I suppose it was known all over Stamboul that a Prank had been looking for a Persian amulet. As long as I sat with my friend, I never saw him actually sell anything, but he seemed to be the centre of mysterious transactions; furtive traders continually came to him to borrow or return a jewel, or to exchange a handful of trumpery. Delusive old man! I had no confidence in you, but I would go far to pass another day in your tranquil society. How much more agreeable you were than the young Nubian at an opposite stand, who repelled purchasers by his supreme indifference, and met all my feeble advances with the toss of the head and the cluck in the left cheek, which is the peremptory “no” in Nubia.

In this quarter are workers in shell and ivory, the makers of spoons of tortoise-shell with handles of ivory and coral, the fabricators of combs, dealers in books, and a long street of little shops devoted to the engraving of seals. To wander about among these craftsmen is one of the chief pleasures of the traveller. Vast as Stamboul is, if you remove from it the mosques and nests of bazaars, it would not be worth a visit.


XXV.—THE SERAGLIO AND ST. SOPHIA, HIPPODROME, etc.

HAVING procured a firman, we devoted a day to the old Seraglio and some of the principal mosques of Stamboul. After an occupation of fifteen centuries as a royal residence, the Seraglio has been disused for nearly forty years, and fire, neglect, and decay have done their work on it, so that it is but a melancholy reminiscence of its former splendor. It occupies the ancient site of Byzantium, upon the Point, and is enclosed by a crumbling wall three miles in circuit. No royal seat in the world has a more lovely situation. Upon the summit of the promontory, half concealed in cypresses, is the cluster of buildings, of all ages and degrees of cheapness, in which are the imperial apartments and offices; on the slopes towards the sea are gardens, terraces, kiosks, and fountains.

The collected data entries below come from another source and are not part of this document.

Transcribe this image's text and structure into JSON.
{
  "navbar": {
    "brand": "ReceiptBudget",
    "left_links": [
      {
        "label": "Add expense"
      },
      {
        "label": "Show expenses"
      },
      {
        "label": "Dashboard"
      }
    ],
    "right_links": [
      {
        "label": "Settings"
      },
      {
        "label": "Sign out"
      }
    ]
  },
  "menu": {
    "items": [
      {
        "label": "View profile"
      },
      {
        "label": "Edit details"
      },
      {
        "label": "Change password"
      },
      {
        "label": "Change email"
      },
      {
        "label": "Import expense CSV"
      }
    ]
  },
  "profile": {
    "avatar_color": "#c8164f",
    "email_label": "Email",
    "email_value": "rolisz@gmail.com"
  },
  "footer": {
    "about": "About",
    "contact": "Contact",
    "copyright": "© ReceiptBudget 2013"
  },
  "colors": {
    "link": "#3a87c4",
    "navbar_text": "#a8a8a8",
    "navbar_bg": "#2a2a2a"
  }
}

We climbed up the hill on the side towards Pera, through a shabby field, that had almost the appearance, of a city dumping-ground, and through a neglected grove of cypresses, where some deer were feeding, and came round to the main entrance, a big, ugly pavilion with eight openings over the arched porte,—the gate which is known the world over as the Sublime Porte. Through this we passed into a large court, and thence to the small one into which the Sultan only is permitted to ride on horseback. In the centre of this is a fountain where formerly pashas foreordained to lose their heads lost them. On the right, a low range of buildings covered with domes but no chimneys, are the royal kitchens; there are nine of them,—one for the Sultan, one for the chief sultanas, and so on down to the one devoted to the cooking of the food for the servants. Hundreds of beasts, hecatombs, were slaughtered daily and cooked here to feed the vast household. From this court open the doors into the halls and divans and various apartments; one of them, leading into the interior, is called the Gate of Felicity; in the old times that could only be called a gate of felicity which let a person out of this spider's parlor. In none of these rooms is there anything specially attractive; cheap magnificence in decay is only melancholy.